In his essay “Being John” published in the Morning News, John Sherman writes about his experiences sharing a first name with over five million other people in the United States. Sherman also considers the rise and fall in popularity of different names and the trend in valuing unique and individualistic names over traditional ones, musing on how our identities are formed by our names with all their attendant histories, politics, pleasures, and nuisances. Write a personal essay about your own name, perhaps diving into some Internet research to see how popular it has been over time, its origins, and touching upon possible namesakes. What are your feelings about sharing your name with others? Did you ever wish for another name, or have you ever changed your name? How has your perspective on your name changed over time?
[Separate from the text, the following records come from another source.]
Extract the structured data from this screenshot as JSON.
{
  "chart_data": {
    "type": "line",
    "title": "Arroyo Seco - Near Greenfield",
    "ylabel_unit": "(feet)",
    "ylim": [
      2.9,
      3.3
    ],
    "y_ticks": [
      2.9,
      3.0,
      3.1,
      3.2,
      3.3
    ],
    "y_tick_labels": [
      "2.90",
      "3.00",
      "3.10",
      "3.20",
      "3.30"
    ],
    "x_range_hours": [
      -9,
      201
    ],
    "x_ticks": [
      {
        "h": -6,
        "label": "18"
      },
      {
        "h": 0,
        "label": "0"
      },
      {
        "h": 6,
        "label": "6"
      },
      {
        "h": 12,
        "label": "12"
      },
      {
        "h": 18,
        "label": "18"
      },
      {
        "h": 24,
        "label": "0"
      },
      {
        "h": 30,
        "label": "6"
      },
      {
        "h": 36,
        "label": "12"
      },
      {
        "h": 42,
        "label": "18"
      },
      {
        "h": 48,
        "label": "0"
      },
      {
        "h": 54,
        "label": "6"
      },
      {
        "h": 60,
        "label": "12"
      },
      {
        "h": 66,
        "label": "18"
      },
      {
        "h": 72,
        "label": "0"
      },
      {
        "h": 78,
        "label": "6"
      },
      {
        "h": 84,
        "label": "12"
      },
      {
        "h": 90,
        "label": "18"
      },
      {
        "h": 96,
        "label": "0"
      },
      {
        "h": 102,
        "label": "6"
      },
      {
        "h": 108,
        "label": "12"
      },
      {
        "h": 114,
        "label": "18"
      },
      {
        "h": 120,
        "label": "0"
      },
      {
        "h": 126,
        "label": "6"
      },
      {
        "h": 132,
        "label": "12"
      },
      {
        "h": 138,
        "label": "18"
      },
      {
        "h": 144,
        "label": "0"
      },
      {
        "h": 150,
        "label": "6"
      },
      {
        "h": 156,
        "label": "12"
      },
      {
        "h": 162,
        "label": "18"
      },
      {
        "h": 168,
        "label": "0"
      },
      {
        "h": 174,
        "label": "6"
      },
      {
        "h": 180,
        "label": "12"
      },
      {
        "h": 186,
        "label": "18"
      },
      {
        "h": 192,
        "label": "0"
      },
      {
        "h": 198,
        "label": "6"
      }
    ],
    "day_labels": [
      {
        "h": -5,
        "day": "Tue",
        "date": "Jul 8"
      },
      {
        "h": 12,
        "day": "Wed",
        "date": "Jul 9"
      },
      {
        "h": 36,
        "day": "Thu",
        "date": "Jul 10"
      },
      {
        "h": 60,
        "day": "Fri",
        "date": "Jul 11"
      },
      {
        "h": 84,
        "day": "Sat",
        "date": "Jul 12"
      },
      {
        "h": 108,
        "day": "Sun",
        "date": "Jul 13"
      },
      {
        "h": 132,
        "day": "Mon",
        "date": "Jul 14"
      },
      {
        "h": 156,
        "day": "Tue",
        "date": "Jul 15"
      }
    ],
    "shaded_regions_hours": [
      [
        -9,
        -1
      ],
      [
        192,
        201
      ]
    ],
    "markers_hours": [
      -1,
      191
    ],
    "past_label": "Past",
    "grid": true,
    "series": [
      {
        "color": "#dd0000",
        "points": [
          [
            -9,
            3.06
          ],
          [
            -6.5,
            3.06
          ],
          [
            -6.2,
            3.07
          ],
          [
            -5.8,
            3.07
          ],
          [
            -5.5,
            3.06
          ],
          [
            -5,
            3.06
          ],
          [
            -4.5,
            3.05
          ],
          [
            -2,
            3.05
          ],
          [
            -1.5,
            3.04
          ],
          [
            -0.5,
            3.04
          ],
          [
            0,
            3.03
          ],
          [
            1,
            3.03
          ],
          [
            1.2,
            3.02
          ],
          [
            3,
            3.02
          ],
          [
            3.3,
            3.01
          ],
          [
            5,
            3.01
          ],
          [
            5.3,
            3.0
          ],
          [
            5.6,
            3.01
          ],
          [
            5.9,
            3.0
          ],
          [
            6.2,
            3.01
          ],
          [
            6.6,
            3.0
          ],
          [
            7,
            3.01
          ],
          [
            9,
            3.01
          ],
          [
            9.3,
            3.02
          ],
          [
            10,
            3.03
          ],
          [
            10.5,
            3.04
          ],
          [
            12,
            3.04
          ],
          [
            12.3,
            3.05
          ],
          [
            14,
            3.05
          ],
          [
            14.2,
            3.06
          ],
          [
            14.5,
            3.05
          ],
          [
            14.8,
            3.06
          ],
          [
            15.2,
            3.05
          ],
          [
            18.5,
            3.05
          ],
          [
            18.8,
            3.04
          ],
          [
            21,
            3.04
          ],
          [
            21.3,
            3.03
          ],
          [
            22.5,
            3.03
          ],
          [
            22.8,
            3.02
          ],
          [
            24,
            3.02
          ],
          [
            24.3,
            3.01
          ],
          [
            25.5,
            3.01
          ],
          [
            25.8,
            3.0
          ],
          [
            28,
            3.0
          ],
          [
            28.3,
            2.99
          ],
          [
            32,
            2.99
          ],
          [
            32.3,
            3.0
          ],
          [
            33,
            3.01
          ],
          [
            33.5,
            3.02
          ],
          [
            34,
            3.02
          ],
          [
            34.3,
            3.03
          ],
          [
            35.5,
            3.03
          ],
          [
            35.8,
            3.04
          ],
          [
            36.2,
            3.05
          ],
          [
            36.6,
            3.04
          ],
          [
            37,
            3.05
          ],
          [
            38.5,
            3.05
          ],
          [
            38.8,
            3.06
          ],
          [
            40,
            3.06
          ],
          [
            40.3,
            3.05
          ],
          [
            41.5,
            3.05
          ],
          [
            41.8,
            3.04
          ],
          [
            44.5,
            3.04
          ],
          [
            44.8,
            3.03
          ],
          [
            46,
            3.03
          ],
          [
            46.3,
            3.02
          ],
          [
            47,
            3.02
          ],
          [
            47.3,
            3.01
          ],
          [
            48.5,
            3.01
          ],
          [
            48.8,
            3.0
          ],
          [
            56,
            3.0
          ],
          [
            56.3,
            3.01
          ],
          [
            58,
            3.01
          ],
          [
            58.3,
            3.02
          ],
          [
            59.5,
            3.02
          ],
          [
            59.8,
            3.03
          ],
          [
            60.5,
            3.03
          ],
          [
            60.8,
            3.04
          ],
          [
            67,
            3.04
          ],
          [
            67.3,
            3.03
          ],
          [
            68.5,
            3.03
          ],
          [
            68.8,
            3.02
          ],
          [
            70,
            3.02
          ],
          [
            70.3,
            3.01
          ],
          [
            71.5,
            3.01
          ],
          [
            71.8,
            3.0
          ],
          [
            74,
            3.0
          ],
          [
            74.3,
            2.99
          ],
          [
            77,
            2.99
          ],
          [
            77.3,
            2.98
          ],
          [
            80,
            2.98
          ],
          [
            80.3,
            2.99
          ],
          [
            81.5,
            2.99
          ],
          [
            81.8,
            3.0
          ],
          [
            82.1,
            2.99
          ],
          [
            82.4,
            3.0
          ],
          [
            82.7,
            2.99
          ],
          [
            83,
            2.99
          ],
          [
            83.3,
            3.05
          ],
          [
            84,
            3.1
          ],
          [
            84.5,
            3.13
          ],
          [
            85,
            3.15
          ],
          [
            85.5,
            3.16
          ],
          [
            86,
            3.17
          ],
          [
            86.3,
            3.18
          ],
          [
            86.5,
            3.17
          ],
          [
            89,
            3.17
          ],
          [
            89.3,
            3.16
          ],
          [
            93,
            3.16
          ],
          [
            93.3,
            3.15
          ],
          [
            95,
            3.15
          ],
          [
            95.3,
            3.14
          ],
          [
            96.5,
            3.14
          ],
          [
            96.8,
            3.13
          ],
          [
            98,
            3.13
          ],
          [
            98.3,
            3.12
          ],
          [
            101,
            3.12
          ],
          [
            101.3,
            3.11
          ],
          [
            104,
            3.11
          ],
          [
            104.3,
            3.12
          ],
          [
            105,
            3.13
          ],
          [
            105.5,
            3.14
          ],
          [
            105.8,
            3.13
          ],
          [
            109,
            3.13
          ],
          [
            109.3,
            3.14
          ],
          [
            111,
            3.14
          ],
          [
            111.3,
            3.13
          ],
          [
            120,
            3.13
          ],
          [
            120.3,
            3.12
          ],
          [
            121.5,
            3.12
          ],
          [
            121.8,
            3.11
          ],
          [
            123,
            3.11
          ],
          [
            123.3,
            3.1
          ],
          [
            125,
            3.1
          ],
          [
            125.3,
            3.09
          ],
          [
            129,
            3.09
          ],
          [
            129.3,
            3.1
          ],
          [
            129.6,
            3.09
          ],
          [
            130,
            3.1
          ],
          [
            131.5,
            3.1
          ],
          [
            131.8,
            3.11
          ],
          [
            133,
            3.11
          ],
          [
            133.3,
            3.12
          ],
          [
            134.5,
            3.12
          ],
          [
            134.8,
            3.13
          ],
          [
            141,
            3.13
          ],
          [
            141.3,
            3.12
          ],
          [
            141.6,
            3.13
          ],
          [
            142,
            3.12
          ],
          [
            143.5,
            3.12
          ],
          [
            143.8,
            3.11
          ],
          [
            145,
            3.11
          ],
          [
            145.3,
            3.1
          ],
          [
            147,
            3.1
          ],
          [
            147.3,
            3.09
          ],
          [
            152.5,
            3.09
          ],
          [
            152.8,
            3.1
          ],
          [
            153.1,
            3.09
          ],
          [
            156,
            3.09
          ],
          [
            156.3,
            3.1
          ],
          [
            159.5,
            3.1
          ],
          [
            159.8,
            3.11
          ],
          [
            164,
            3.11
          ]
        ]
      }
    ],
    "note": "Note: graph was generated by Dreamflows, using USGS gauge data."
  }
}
In Medium’s Day Job series, Mike Gardner conducts a dozen interviews with writers about day jobs they’ve worked, particularly focusing on jobs they had when they were just starting out. Authors such as Kaitlyn Greenidge, Mitchell S. Jackson, Carmen Maria Machado, Karan Mahajan, Elizabeth Strout, and Andy Weir recount the variety of work they’ve done to pay the bills—as a subway conductor, private investigator, teacher, retail clerk, and more—and share insights into how different jobs effectively complemented (or didn’t complement) a writing practice, and what they’ve learned about protecting their writing time and energy from the demands of day jobs. Write a personal essay about a past or current job, exploring how it fits alongside your identity as a writer. How do issues of time, benefits, energy, inspiration, and language play into the job’s suitability for your writing life?
The fascination of writers with the color blue dates back more than two hundred years, as Maria Popova writes on her website Brain Pickings. In his journal, Henry David Thoreau wrote: “Blue is light seen through a veil.” In Bluets (Wave Books, 2009), a book wholly dedicated to her relationship with the color blue, Maggie Nelson interrogates the madness of loving “something constitutionally incapable of loving you back.” This week, consider any powerful associations you’ve had with a color over the course of your life. Write an essay or series of short vignettes dedicated to this specific hue. What memories or emotions come rushing back when you see this color? Is there a theme? Consider Johann Wolfgang von Goethe’s Theory of Colors for inspiration.